TJ determina falência de empresa sucroalcooleira

 

A Justiça decretou ontem a falência de uma segunda empresa do setor sucroalcooleiro em menos de dois meses. A 1ª Câmara Reservada de Direito Empresarial do Tribunal de Justiça de São Paulo (TJ-SP) determinou o fechamento da Companhia Brasileira de Açúcar e Álcool (CBAA), que controla cinco usinas de cana e pertence ao grupo J. Pessoa.

O relator do caso, desembargador Teixeira Leite, entendeu que a empresa não tem cumprido o plano de recuperação judicial, aprovado em junho de 2010. A própria autora da ação, Agrícola Santa Olga, deveria ter recebido seus créditos, que superavam R$ 30 mil em outubro de 2011. Os credores trabalhistas também não teriam recebido. De acordo com a decisão, a Usina Santa Cruz, do grupo CBAA, localizada em Campos de Goytacazes, no Rio de Janeiro, não teve produção entre 2010 e 2012.

Em primeira instância, o juiz da 8ª Vara Cível de Ribeirão Preto havia determinado a continuidade da recuperação da empresa. O entendimento, porém, foi modificado pelo TJ-SP. “O fato é que as empresas (…) não mostram estar se recuperando, porque estão protelando o pagamento dos credores trabalhistas, suscitando questões processuais irrelevantes, o que ilustra também sua má-fé”, afirma Leite em seu voto.

De acordo com o advogado da CBAA, Joel Luís Thomaz Bastos, do Felsberg e Associados, a dívida total do grupo é de R$ 200 milhões. Ele afirma, entretanto, que a companhia vem cumprindo o plano, e 2,3 mil credores trabalhistas já foram pagos. A única unidade da empresa que não estava produzindo, segundo ele, é a de Campos de Goytacazes, vendida em setembro para o pagamento dos credores. “Ao invés de dizer se a empresa está ou não cumprindo o plano, os desembargadores analisaram o mérito, e acharam o plano ruim, decretando a quebra”, afirma Bastos.

O advogado da Agrícola Santa Olga, José Alexandre Meyer, do Rosman, Penalva, Souza Leão e Franco Advogados, diz que nenhum credor foi pago. “Nos últimos três anos, a empresa teve suas execuções suspensas e a chance de recuperar suas receitas. Quando surgiu o momento de iniciar o pagamento, não o fez”, afirma Meyer.

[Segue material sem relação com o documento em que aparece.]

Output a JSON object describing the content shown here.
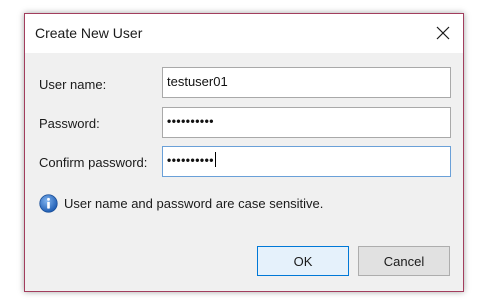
{
  "dialog": {
    "title": "Create New User"
  },
  "form": {
    "username_label": "User name:",
    "username_value": "testuser01",
    "password_label": "Password:",
    "password_value": "••••••••••",
    "confirm_label": "Confirm password:",
    "confirm_value": "••••••••••"
  },
  "info": {
    "message": "User name and password are case sensitive."
  },
  "buttons": {
    "ok": "OK",
    "cancel": "Cancel"
  },
  "colors": {
    "dialog_border": "#a23d5d",
    "dialog_bg": "#f0f0f0",
    "focus_border": "#6aa0d8",
    "default_button_border": "#0078d7",
    "info_icon": "#2f6fc4"
  }
}
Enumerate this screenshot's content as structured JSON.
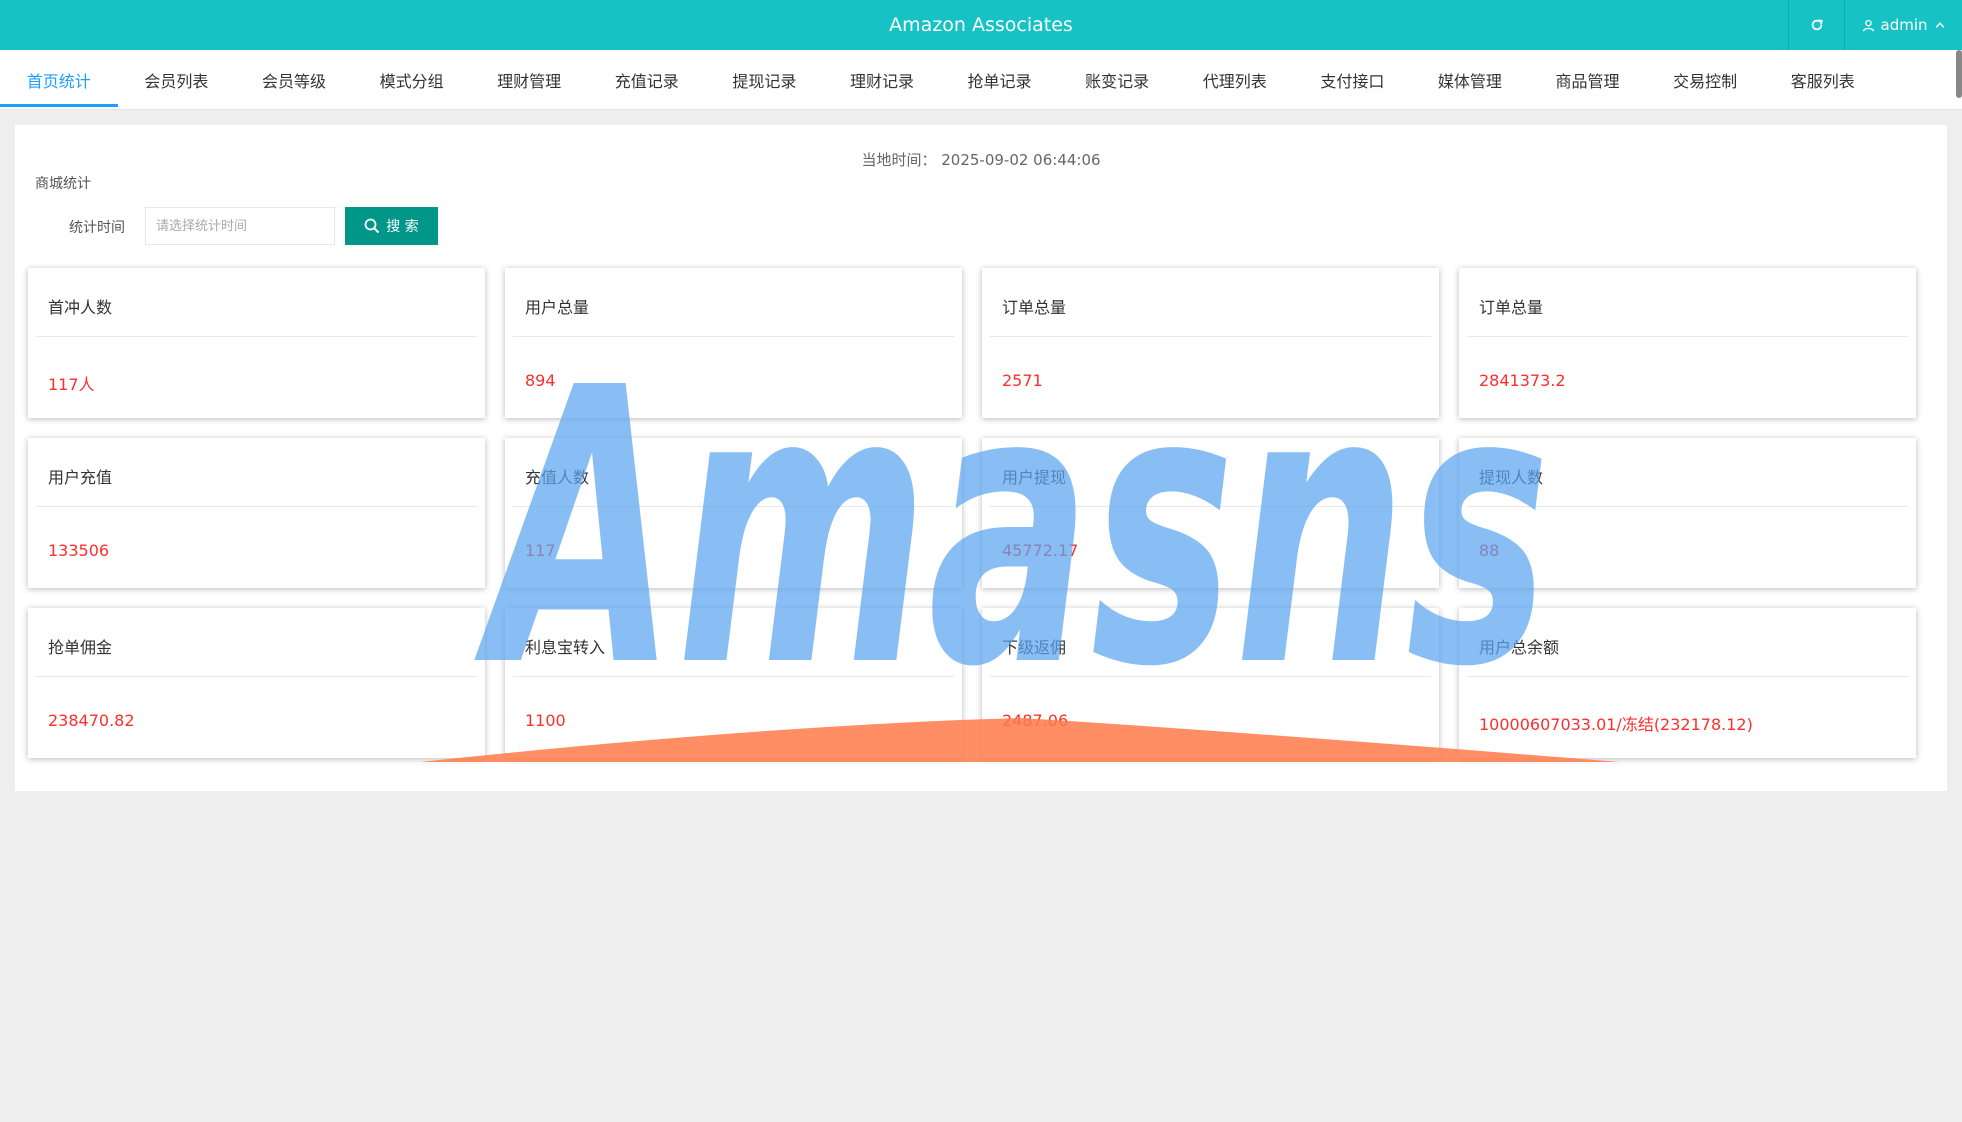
{
  "header": {
    "app_title": "Amazon Associates",
    "user_label": "admin",
    "accent_color": "#16c2c3"
  },
  "nav": {
    "items": [
      {
        "label": "首页统计",
        "active": true
      },
      {
        "label": "会员列表"
      },
      {
        "label": "会员等级"
      },
      {
        "label": "模式分组"
      },
      {
        "label": "理财管理"
      },
      {
        "label": "充值记录"
      },
      {
        "label": "提现记录"
      },
      {
        "label": "理财记录"
      },
      {
        "label": "抢单记录"
      },
      {
        "label": "账变记录"
      },
      {
        "label": "代理列表"
      },
      {
        "label": "支付接口"
      },
      {
        "label": "媒体管理"
      },
      {
        "label": "商品管理"
      },
      {
        "label": "交易控制"
      },
      {
        "label": "客服列表"
      }
    ]
  },
  "main": {
    "local_time_label": "当地时间：",
    "local_time_value": "2025-09-02 06:44:06",
    "section_title": "商城统计",
    "filter": {
      "label": "统计时间",
      "placeholder": "请选择统计时间",
      "search_label": "搜 索"
    },
    "cards": [
      {
        "title": "首冲人数",
        "value": "117人"
      },
      {
        "title": "用户总量",
        "value": "894"
      },
      {
        "title": "订单总量",
        "value": "2571"
      },
      {
        "title": "订单总量",
        "value": "2841373.2"
      },
      {
        "title": "用户充值",
        "value": "133506"
      },
      {
        "title": "充值人数",
        "value": "117"
      },
      {
        "title": "用户提现",
        "value": "45772.17"
      },
      {
        "title": "提现人数",
        "value": "88"
      },
      {
        "title": "抢单佣金",
        "value": "238470.82"
      },
      {
        "title": "利息宝转入",
        "value": "1100"
      },
      {
        "title": "下级返佣",
        "value": "2487.06"
      },
      {
        "title": "用户总余额",
        "value": "10000607033.01/冻结(232178.12)"
      }
    ]
  },
  "colors": {
    "active_tab": "#1e9fff",
    "search_button": "#009688",
    "value_text": "#ff2d2d",
    "watermark_blue": "#5aa5f0",
    "watermark_orange": "#ff7a4a"
  },
  "watermark": {
    "text": "Amasns"
  }
}
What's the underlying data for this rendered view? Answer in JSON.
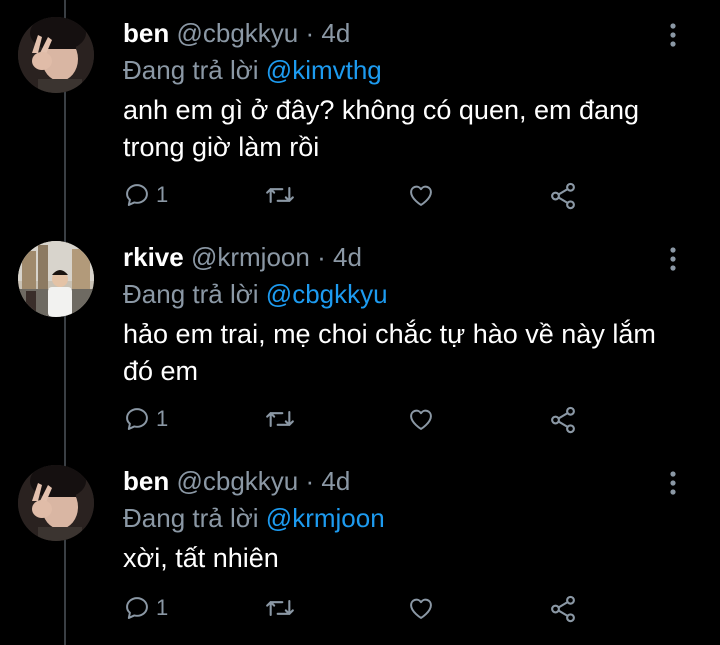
{
  "colors": {
    "background": "#000000",
    "muted": "#8b98a5",
    "mention": "#1d9bf0",
    "thread_line": "#3a3f44"
  },
  "tweets": [
    {
      "display_name": "ben",
      "handle": "@cbgkkyu",
      "separator": "·",
      "age": "4d",
      "replying_prefix": "Đang trả lời",
      "replying_to": "@kimvthg",
      "text": "anh em gì ở đây? không có quen, em đang trong giờ làm rồi",
      "reply_count": "1",
      "avatar": "ben-avatar"
    },
    {
      "display_name": "rkive",
      "handle": "@krmjoon",
      "separator": "·",
      "age": "4d",
      "replying_prefix": "Đang trả lời",
      "replying_to": "@cbgkkyu",
      "text": "hảo em trai, mẹ choi chắc tự hào về này lắm đó em",
      "reply_count": "1",
      "avatar": "rkive-avatar"
    },
    {
      "display_name": "ben",
      "handle": "@cbgkkyu",
      "separator": "·",
      "age": "4d",
      "replying_prefix": "Đang trả lời",
      "replying_to": "@krmjoon",
      "text": "xời, tất nhiên",
      "reply_count": "1",
      "avatar": "ben-avatar"
    }
  ],
  "icons": [
    "reply-icon",
    "retweet-icon",
    "like-icon",
    "share-icon",
    "more-options-icon"
  ]
}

O presidente da CBAA, José Pessoa de Queiroz Bisneto, afirma que vai recorrer da decisão ao Superior Tribunal de Justiça (STJ). Sobre a argumentação do TJ-SP de que não foi feito o pagamento de débitos trabalhistas no primeiro ano após a aprovação do plano, o presidente diz que a empresa está cumprindo rigorosamente o plano de recuperação e que só não foram pagos os credores que não se apresentaram à empresa.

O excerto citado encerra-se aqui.